Наш «уплотнитель» был Иван Михайлович Касаткин, коммунист, из «старых», 1902 года, и в коммунистической иерархии важный человек. Должен сказать, что всегда буду вспоминать с уважением то, как он себя держал по отношению к нам, и знаю, что это взаимно.

Вообще скажу, что одно из ценнейших чувств в жизни – то уважение к человеку, которое пробивается сквозь враждебность убеждений, тот мост, который это уважение перекидывает через непроходимые, казалось бы, пропасти.

Жена Касаткина, Вера Дмитриевна, была милый человек и очень хорошенькая: круглое личико, глаза, как вишни, и сияющая улыбка. У нее был исключительно прекрасный голос – настоящее, глубокое, сочное контральто. Она была моей ученицей по Музыкальной драме. При других условиях из нее, несомненно, вышла бы знаменитость; но в том царстве чепухи, конечно, и она заглохнет… Чтобы их вселить, меня выселили из той комнаты, где было фортепиано; но благодаря добрым отношениям я все же имел доступ к инструменту, что при тогдашних обстоятельствах мне было очень дорого…

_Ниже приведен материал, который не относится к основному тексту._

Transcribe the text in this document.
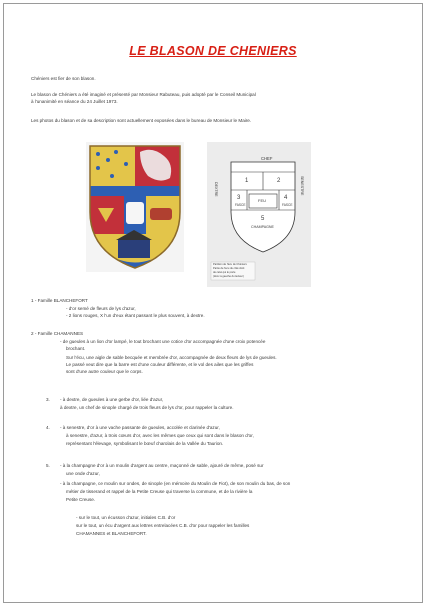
LE BLASON DE CHENIERS
Chéniers est fier de son blason.
Le blason de Chéniers a été imaginé et présenté par Monsieur Rabuteau, puis adopté par le Conseil Municipal
à l'unanimité en séance du 24 Juillet 1973.
Les photos du blason et de sa description sont actuellement exposées dans le bureau de Monsieur le Maire.
CHEF
1	2
3
FASCE
FEU	4
FASCE
5
CHAMPAGNE
DEXTRE	SENESTRE
Partition de l'écu de Chéniers
Partie de l'écu du côté droit
de celui qui le porte
(donc à gauche du lecteur)
1 - Famille BLANCHEFORT
- d'or semé de fleurs de lys d'azur,
- 2 lions rouges, X l'un d'eux étant passant le plus souvent, à dextre.
2 - Famille CHAMANNES
- de gueules à un lion d'or lampé, le tout brochant une cotice d'or accompagnée d'une croix potencée
brochant.
Sur l'écu, une aigle de sable becquée et membrée d'or, accompagnée de deux fleurs de lys de gueules.
Le passé veut dire que la barre est d'une couleur différente, et le vol des ailes que les griffes
sont d'une autre couleur que le corps.
3. - à dextre, de gueules à une gerbe d'or, liée d'azur,
à dextre, un chef de sinople chargé de trois fleurs de lys d'or, pour rappeler la culture.
4. - à senestre, d'or à une vache passante de gueules, accolée et clarinée d'azur,
à senestre, d'azur, à trois cœurs d'or, avec les mêmes que ceux qui sont dans le blason d'or,
représentant l'élevage, symbolisant le bœuf charolais de la Vallée du Taurion.
5. - à la champagne d'or à un moulin d'argent au centre, maçonné de sable, ajouré de même, posé sur
une onde d'azur,
- à la champagne, ce moulin sur ondes, de sinople (en mémoire du Moulin de Fiot), de son moulin du bas, de son
métier de tisserand et rappel de la Petite Creuse qui traverse la commune, et de la rivière la
Petite Creuse.
- sur le tout, un écusson d'azur, initiales C.B. d'or
sur le tout, un écu d'argent aux lettres entrelacées C.B. d'or pour rappeler les familles
CHAMANNES et BLANCHEFORT.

В эту же кухню приходили и мешочники, крестьяне ближних и дальних мест, предлагали крупу, мясо, масло; бабы – молочницы приносили молоко, творог, яйца. Спрашивал я их, как у них в деревне живется. Нарочно спрашивал, – отлично знал, какой будет ответ. Ответ всегда бывал один: «Ох, трудно, барин! Тяжко, ваше сиятельство! И не поверите, как тяжко; и что только дальше будет…» Но тут я же на них наваливался: «Как! Вы все, что хотели, получили, нас обобрали, поразогнали, порасстреляли, сейчас нас застаете, сами видите, как: дрова колем, воду таскаем, печку топим, у вас припасы по неслыханным ценам покупаем; с утра до вечера, все потерявши, мы работаем, а вы, все получивши, к нам же приходите жаловаться? Да ведь вы же наши правители. А мы вам разве жалуемся?..» И на это ответ всегда бывал один: «Да мы что, мы разве понимаем…» Так раздавалась песенка о деревенской темноте в ответ на лучи коммунистической «зари»… А одна молочница так выразилась:

– Чем плохо? Людей нет. Вот чем плохо.

– Как это – людей нет?

– А так. Прежде были люди, было к кому в услуженье пойти, а теперь не к кому иттить.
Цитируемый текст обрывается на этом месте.